Mariangela La Manna | Università Cattolica del Sacro Cuore Milano | Italy
mariangela.lamanna@unicatt.it
September 16th 2022 | 15.00 – 16.30
Panel #11 | “Apocalypses and conflicts”
Room G.127 | Università Cattolica del Sacro Cuore Milan, Largo Gemelli 1
A Close Enough Dystopia: International Law and Climate Change in Kim Stanley Robinson’s The Ministry for the Future
Dystopian literature has traditionally been dismissed as a somewhat low form of sci-fi entertainment for teenagers or, alternatively, for nerdy, scarcely mature grown-ups. However, many books labeled as ‘dystopian’ managed to grasp and address some among the most pressing challenges for policy-makers and scholars alike, thus stimulating a conversation on very sensitive dilemmas, both in ethical and political terms. Suffice it to mention Isaac Asimov’s I Robot, foreshadowing the risks of artificial interlligence, or Kazuo Ishiguro’ s Never Let Me Go, triggering a debate on the boundaries of scientific and medical progress against the backdrop of human dignity, not to mention Margaret Atwood’s The Handmmaid’s Tale, once again at the very centre of the conversation on reproductive rights. Kim Stanley Robinson’s The Ministry for the Future is a welcome addition to the list, with its witty and intelligent depiction of the structural limitations of UN agencies before the challenge of climate change, and its dry account of the inefficient enforcement mechanisms provided for under international law to react to an internationally wrongful act, namely the blatant (and not so) fictional violation the 2015 Paris agreement.

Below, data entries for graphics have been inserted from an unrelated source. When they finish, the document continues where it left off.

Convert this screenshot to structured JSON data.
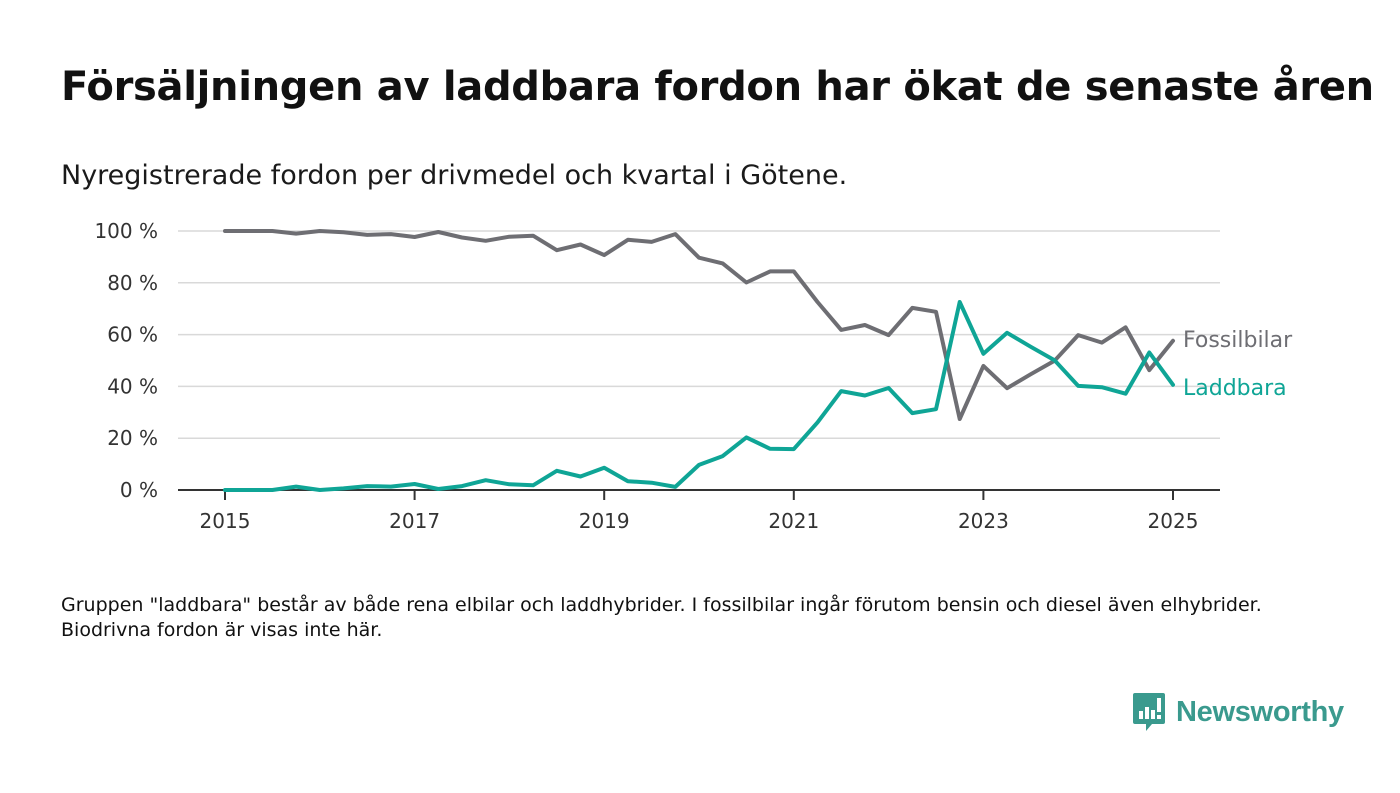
{
  "title": "Försäljningen av laddbara fordon har ökat de senaste åren",
  "subtitle": "Nyregistrerade fordon per drivmedel och kvartal i Götene.",
  "note": "Gruppen \"laddbara\" består av både rena elbilar och laddhybrider. I fossilbilar ingår förutom bensin och diesel även elhybrider. Biodrivna fordon är visas inte här.",
  "brand": "Newsworthy",
  "colors": {
    "fossil": "#6e6e73",
    "laddbara": "#0fa596",
    "grid": "#d9d9d9",
    "axis": "#333333",
    "brand": "#3a9a8e"
  },
  "chart_data": {
    "type": "line",
    "x_start": 2015.0,
    "x_step": 0.25,
    "xlim": [
      2014.75,
      2025.5
    ],
    "ylim": [
      0,
      100
    ],
    "x_ticks": [
      2015,
      2017,
      2019,
      2021,
      2023,
      2025
    ],
    "x_tick_labels": [
      "2015",
      "2017",
      "2019",
      "2021",
      "2023",
      "2025"
    ],
    "y_ticks": [
      0,
      20,
      40,
      60,
      80,
      100
    ],
    "y_tick_labels": [
      "0 %",
      "20 %",
      "40 %",
      "60 %",
      "80 %",
      "100 %"
    ],
    "grid": true,
    "series": [
      {
        "name": "Fossilbilar",
        "color": "#6e6e73",
        "values": [
          100,
          100,
          100,
          99,
          100,
          99.5,
          98.5,
          98.8,
          97.7,
          99.6,
          97.5,
          96.2,
          97.8,
          98.2,
          92.6,
          94.8,
          90.7,
          96.6,
          95.8,
          98.8,
          89.7,
          87.5,
          80.1,
          84.4,
          84.4,
          72.6,
          61.8,
          63.7,
          59.8,
          70.3,
          68.8,
          27.4,
          47.9,
          39.3,
          44.7,
          49.9,
          59.8,
          56.9,
          62.8,
          46.3,
          57.6
        ]
      },
      {
        "name": "Laddbara",
        "color": "#0fa596",
        "values": [
          0,
          0,
          0,
          1.3,
          0,
          0.6,
          1.5,
          1.3,
          2.3,
          0.4,
          1.5,
          3.8,
          2.2,
          1.8,
          7.4,
          5.2,
          8.6,
          3.4,
          2.8,
          1.2,
          9.7,
          13.1,
          20.3,
          15.9,
          15.8,
          26.1,
          38.2,
          36.5,
          39.4,
          29.7,
          31.2,
          72.6,
          52.6,
          60.7,
          55.3,
          50.1,
          40.2,
          39.7,
          37.2,
          53.1,
          40.6
        ]
      }
    ]
  }
}
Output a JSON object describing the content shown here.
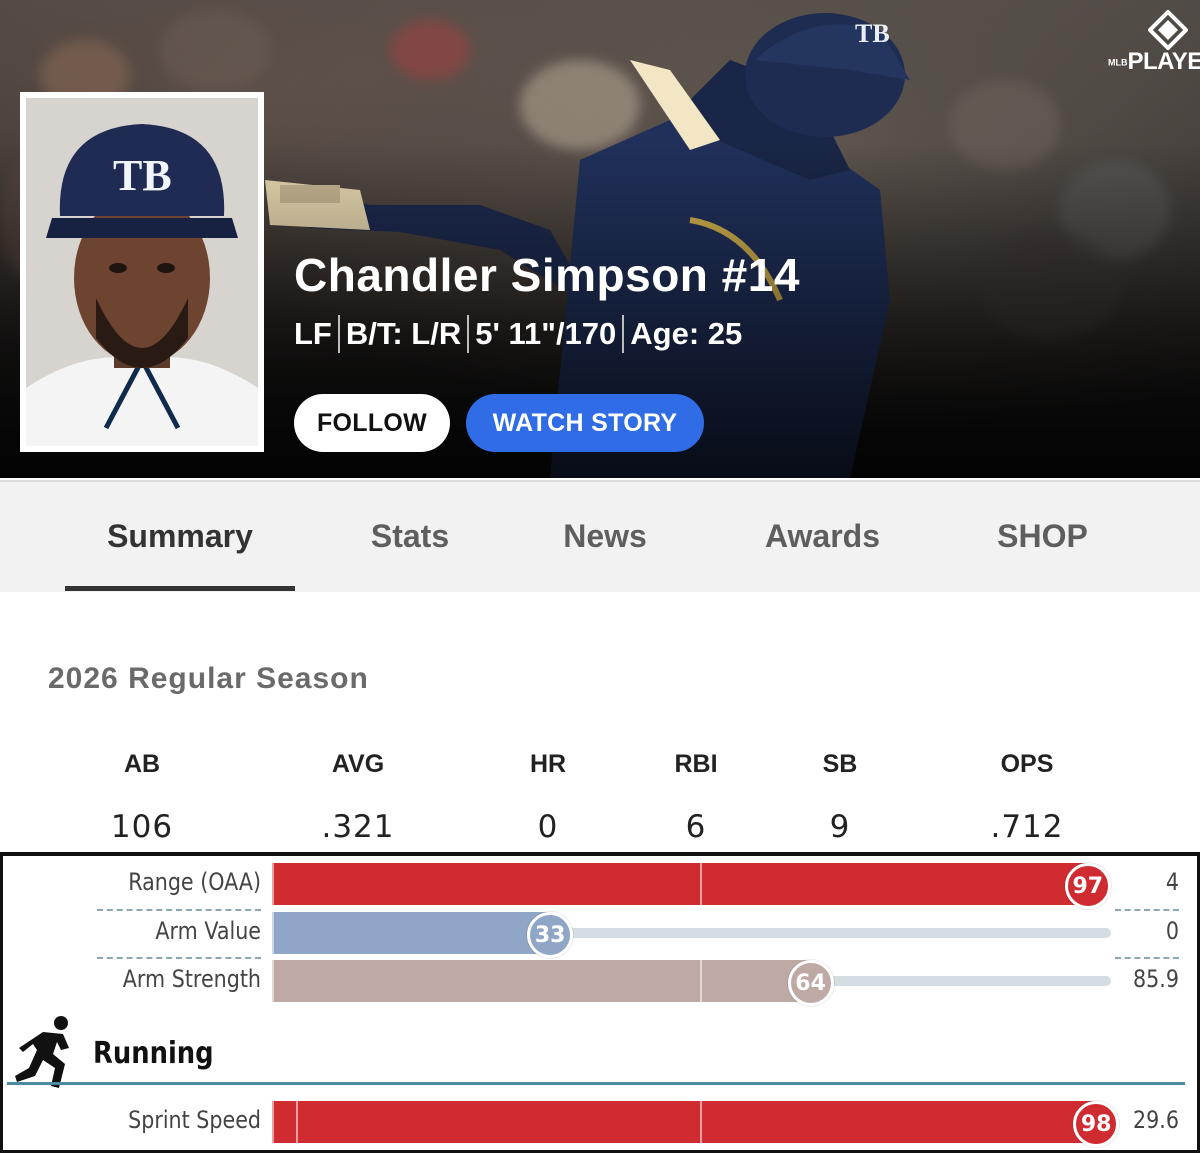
{
  "hero": {
    "brand": {
      "prefix": "MLB",
      "text": "PLAYERS"
    },
    "player": {
      "name": "Chandler Simpson #14",
      "position": "LF",
      "bats_throws": "B/T: L/R",
      "height_weight": "5' 11\"/170",
      "age": "Age: 25"
    },
    "buttons": {
      "follow": "FOLLOW",
      "watch_story": "WATCH STORY"
    },
    "team_cap_text": "TB"
  },
  "tabs": [
    {
      "label": "Summary",
      "active": true
    },
    {
      "label": "Stats",
      "active": false
    },
    {
      "label": "News",
      "active": false
    },
    {
      "label": "Awards",
      "active": false
    },
    {
      "label": "SHOP",
      "active": false
    }
  ],
  "season": {
    "title": "2026 Regular Season",
    "stats": [
      {
        "label": "AB",
        "value": "106"
      },
      {
        "label": "AVG",
        "value": ".321"
      },
      {
        "label": "HR",
        "value": "0"
      },
      {
        "label": "RBI",
        "value": "6"
      },
      {
        "label": "SB",
        "value": "9"
      },
      {
        "label": "OPS",
        "value": ".712"
      }
    ]
  },
  "metrics": {
    "fielding": [
      {
        "label": "Range (OAA)",
        "percentile": 97,
        "value": "4",
        "color": "#cf2b30"
      },
      {
        "label": "Arm Value",
        "percentile": 33,
        "value": "0",
        "color": "#8fa6c7"
      },
      {
        "label": "Arm Strength",
        "percentile": 64,
        "value": "85.9",
        "color": "#bfa9a4"
      }
    ],
    "running_title": "Running",
    "running": [
      {
        "label": "Sprint Speed",
        "percentile": 98,
        "value": "29.6",
        "color": "#cf2b30"
      }
    ]
  },
  "colors": {
    "watch_story": "#2f6ce5",
    "tab_bg": "#f2f2f2",
    "rule": "#4d8aa0"
  },
  "icons": [
    "mlb-players-logo-icon",
    "runner-icon"
  ]
}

Mariangela La Manna is a Researcher in International Law at the Catholic University, where she also teaches International Law at the undergraduate level and International Human Rights Law in the ‘International Cooperation and Development’ Master’s programme. She has written on universal jurisdiction in the prosecution of international crimes, State immunity from foreign jurisdiction, self-determination of peoples etc. Her current research focuses on the relationship between corporations and climate change, from the perspective of both public and private international law.